Kekayaan tradisional yang terpendam
Seiring berjalannya waktu dan segala proses yang dilakukannya untuk mendekatkan diri dengan penduduk lokal, akhirnya Henry dapat memahami bahasa daerah yang digunakan suku bangsa Mentawai.
Sangat diterima dalam masyarakat di sana, Henry juga menjalankan sejumlah ritual adat, agar tubuhnya bisa ditato seperti yang dimiliki orang Mentawai. Tato yang disebut Titi itu merupakan tato tertua di dunia, yang diperkirakan sudah dirajah ke tubuh orang Mentawai, saat mereka mendarat di pantai barat Sumatera pada Zaman Logam (1500 SM-500 SM).
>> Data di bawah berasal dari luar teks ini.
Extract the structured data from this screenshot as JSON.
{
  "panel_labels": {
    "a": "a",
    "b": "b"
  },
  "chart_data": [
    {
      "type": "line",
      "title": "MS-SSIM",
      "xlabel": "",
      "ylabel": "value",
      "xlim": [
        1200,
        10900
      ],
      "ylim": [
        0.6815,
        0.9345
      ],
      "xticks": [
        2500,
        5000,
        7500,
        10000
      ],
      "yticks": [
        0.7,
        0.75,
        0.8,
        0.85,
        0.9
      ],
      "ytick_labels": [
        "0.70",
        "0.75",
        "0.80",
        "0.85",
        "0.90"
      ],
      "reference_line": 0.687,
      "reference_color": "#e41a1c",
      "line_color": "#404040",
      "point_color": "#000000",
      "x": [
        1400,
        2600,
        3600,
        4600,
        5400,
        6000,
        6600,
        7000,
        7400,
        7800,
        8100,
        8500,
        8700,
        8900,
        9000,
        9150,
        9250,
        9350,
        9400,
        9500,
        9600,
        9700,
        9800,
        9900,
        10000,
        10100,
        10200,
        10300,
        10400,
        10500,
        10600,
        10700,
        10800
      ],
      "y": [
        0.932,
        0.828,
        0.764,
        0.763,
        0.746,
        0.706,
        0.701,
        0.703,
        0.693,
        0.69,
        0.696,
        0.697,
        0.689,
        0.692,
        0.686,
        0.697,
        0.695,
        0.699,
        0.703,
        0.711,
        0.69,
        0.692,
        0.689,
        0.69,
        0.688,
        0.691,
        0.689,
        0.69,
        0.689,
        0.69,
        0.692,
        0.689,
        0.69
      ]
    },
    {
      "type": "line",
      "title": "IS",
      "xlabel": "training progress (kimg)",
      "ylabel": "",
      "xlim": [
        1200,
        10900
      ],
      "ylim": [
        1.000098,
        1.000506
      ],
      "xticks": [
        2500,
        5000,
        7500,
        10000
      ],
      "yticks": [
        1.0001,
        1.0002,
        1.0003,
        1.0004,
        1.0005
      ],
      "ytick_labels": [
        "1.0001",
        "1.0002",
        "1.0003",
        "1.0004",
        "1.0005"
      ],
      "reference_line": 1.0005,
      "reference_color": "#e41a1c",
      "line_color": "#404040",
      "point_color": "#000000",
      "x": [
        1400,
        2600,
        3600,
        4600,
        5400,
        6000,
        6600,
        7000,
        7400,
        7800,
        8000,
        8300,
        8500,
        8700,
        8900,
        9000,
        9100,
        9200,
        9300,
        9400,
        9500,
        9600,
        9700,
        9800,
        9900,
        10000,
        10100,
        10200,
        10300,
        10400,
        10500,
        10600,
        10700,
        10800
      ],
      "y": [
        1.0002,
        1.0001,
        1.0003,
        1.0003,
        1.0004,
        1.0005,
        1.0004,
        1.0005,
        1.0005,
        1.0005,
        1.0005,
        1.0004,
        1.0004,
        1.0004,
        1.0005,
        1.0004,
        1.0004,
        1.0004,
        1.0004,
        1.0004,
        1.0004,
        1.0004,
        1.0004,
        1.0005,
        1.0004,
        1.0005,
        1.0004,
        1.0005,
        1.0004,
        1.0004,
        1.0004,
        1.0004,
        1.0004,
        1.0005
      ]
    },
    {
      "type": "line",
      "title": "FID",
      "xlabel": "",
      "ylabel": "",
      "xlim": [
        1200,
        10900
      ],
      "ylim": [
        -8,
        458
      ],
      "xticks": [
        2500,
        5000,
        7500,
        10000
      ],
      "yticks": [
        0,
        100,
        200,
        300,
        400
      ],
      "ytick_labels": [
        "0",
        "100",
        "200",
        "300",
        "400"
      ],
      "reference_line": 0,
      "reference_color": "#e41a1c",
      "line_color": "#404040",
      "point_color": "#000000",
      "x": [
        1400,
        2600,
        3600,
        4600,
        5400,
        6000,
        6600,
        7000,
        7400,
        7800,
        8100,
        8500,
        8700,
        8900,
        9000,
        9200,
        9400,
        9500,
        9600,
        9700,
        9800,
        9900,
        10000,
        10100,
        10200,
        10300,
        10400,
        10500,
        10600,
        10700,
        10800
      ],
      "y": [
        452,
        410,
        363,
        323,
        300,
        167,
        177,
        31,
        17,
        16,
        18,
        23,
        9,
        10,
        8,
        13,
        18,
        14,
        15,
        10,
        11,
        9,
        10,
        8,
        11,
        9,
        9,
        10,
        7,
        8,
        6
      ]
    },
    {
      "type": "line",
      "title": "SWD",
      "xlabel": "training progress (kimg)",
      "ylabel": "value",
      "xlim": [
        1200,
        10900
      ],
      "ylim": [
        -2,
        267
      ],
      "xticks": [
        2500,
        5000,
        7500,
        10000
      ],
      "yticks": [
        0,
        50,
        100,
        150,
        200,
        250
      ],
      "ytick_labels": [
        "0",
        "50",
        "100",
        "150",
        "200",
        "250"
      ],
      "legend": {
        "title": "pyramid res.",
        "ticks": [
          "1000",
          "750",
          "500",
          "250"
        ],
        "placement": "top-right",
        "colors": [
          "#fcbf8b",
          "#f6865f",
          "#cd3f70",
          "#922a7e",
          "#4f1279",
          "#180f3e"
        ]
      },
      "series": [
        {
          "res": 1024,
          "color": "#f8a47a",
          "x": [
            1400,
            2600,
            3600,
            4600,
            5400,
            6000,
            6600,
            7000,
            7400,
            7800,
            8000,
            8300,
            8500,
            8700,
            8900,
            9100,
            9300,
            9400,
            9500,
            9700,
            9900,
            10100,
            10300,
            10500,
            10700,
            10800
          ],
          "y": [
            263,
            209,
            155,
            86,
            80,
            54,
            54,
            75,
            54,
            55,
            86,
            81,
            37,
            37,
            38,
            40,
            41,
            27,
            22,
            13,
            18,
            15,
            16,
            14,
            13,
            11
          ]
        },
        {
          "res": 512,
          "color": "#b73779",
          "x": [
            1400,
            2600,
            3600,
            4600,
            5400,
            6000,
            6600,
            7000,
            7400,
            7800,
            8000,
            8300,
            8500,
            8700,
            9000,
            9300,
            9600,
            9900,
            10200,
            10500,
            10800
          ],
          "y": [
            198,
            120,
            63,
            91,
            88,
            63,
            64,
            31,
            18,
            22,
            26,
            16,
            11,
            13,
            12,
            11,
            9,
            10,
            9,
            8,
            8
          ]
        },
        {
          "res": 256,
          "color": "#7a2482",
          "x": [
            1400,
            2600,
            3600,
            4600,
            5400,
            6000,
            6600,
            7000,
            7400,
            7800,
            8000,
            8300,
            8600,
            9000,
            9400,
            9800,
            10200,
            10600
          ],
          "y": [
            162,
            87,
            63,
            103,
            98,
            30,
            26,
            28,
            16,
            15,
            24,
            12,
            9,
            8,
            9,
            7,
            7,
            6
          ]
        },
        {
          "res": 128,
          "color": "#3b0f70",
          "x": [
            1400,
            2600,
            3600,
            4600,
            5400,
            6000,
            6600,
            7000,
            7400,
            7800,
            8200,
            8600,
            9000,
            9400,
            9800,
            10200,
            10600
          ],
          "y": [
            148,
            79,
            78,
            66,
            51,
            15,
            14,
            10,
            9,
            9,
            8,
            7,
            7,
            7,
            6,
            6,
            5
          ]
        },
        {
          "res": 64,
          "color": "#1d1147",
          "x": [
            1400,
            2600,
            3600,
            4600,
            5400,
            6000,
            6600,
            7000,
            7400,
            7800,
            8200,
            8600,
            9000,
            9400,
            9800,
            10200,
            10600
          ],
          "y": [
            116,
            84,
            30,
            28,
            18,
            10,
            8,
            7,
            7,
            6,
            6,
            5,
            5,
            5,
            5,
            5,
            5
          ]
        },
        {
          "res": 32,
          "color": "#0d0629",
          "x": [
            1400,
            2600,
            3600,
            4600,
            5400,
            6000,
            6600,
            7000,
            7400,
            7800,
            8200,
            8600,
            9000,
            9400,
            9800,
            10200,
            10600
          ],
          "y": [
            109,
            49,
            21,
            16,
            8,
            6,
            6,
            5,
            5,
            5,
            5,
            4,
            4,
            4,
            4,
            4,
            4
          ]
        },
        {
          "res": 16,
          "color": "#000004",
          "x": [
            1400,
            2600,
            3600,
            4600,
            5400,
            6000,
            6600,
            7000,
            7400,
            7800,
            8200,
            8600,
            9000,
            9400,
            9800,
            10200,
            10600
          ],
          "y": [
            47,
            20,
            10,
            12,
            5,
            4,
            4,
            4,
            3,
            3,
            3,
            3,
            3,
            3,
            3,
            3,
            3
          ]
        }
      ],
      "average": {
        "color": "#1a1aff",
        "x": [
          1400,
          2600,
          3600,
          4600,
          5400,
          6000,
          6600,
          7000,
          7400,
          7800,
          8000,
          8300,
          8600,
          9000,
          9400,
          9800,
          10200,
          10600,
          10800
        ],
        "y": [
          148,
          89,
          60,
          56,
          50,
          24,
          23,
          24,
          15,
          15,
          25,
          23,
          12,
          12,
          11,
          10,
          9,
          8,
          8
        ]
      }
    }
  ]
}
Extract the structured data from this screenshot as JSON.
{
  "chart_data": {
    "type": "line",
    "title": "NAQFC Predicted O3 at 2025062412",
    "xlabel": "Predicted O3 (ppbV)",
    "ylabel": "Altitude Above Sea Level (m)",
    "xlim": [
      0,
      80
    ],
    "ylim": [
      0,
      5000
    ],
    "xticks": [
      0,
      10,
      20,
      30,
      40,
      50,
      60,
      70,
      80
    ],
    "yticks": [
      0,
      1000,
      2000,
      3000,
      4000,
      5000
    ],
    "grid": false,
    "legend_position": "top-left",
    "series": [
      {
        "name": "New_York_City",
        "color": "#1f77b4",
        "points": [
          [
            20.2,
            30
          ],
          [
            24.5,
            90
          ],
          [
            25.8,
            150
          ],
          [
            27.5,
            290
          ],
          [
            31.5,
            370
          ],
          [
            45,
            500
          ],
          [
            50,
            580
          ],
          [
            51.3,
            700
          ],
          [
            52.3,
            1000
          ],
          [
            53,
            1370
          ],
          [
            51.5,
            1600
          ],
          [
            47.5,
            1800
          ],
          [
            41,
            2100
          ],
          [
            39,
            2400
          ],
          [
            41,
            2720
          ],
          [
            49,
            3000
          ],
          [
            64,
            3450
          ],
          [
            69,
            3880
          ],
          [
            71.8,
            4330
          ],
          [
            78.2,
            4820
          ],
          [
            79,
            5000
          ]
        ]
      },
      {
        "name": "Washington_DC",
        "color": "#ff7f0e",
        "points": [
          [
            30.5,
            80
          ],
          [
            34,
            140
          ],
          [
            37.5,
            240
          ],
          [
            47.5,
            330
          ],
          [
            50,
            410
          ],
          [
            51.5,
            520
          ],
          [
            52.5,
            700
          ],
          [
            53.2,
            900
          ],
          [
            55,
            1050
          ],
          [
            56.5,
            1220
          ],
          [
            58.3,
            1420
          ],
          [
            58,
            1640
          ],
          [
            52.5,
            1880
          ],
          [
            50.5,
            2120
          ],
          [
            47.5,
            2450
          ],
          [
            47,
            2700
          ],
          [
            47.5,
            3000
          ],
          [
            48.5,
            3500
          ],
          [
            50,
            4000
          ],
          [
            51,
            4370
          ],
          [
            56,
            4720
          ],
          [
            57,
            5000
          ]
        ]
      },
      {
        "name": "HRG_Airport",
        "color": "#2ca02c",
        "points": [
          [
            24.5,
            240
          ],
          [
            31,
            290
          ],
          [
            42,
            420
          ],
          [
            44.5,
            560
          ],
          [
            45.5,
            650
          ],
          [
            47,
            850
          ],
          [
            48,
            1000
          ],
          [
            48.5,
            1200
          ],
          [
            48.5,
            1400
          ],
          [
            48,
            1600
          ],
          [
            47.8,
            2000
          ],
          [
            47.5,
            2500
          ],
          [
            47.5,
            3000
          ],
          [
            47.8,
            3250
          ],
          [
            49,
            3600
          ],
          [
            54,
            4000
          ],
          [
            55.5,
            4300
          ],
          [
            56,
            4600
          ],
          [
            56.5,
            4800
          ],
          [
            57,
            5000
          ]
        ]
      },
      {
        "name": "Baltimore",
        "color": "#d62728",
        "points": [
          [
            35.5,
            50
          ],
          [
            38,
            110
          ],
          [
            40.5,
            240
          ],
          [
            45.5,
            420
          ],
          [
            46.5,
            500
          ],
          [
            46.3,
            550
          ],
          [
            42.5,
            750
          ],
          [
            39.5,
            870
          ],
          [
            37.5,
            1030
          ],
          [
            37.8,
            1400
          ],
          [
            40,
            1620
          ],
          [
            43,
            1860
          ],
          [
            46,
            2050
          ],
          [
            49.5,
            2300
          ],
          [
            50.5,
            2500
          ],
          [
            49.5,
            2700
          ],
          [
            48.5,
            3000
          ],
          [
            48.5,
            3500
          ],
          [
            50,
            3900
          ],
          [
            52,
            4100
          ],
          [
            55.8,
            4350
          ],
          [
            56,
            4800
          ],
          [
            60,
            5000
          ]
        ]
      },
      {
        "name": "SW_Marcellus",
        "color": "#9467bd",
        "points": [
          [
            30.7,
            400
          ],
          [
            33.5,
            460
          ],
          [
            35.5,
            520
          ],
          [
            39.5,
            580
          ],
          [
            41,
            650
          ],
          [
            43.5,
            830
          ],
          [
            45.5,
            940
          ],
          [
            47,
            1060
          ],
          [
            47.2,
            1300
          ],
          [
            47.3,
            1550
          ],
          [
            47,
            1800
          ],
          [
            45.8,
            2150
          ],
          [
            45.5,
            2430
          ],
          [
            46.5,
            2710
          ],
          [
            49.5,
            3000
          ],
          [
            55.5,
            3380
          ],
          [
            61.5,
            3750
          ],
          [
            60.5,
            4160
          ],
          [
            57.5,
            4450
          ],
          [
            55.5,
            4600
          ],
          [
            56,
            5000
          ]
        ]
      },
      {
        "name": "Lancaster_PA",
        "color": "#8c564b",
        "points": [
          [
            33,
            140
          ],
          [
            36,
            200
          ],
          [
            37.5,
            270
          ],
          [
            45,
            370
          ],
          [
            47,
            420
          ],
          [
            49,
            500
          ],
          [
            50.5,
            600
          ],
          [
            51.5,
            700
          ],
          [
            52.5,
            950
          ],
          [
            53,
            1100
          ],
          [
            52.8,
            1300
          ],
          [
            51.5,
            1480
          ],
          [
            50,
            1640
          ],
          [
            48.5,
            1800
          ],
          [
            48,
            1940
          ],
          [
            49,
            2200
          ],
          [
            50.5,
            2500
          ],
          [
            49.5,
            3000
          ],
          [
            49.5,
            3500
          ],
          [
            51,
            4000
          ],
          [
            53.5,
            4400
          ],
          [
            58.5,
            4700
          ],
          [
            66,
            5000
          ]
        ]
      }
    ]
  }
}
Dia juga mempelajari lebih banyak tentang sistem kepercayaan suku bangsa Mentawai yang disebut Arat Sabulungan. "Mereka mempercayai bahwa semua hal di alam memiliki jiwa. Dan, jika manusia akan meninggal, jiwa mereka kembali ke alam dan menjadi bagian dari alam," jelasnya.
Sayangnya, saat ini tidak semua orang Mentawai meneruskan pesan luhur ini. Generasi baru mulai mengikis cara hidup tradisional orang Mentawai. "Semakin menghilang. Hal ini masih hidup di kalangan tetua, mereka ingin terus meneruskan kepada generasi berikutnya," ujarnya.
Menurut Henry, orang Mentawai saat ini sudah dapat hidup secara bebas, berbeda dengan para leluhur mereka. Selama Henry tinggal di sana, dia membuat film dokumenter, yang diberi judul As Worlds Divide. Dia berharap film perjalanan delapan tahunnya dapat menyoroti bagaimana kehidupan asli orang Mentawai.
"Saya belajar banyak. Saya belajar betapa hanya sedikit yang diperlukan untuk bahagia. Hal itu jelas bukan berasal dari materi. Benar-benar dari dalam diri sendiri dan hubungan kita dengan keluarga dan teman. Saya pikir, bagi semua kebudayaan asli, hal itulah yang menyebabkan mereka bisa bertahan selama puluhan ribu tahun," papar Rob Henry.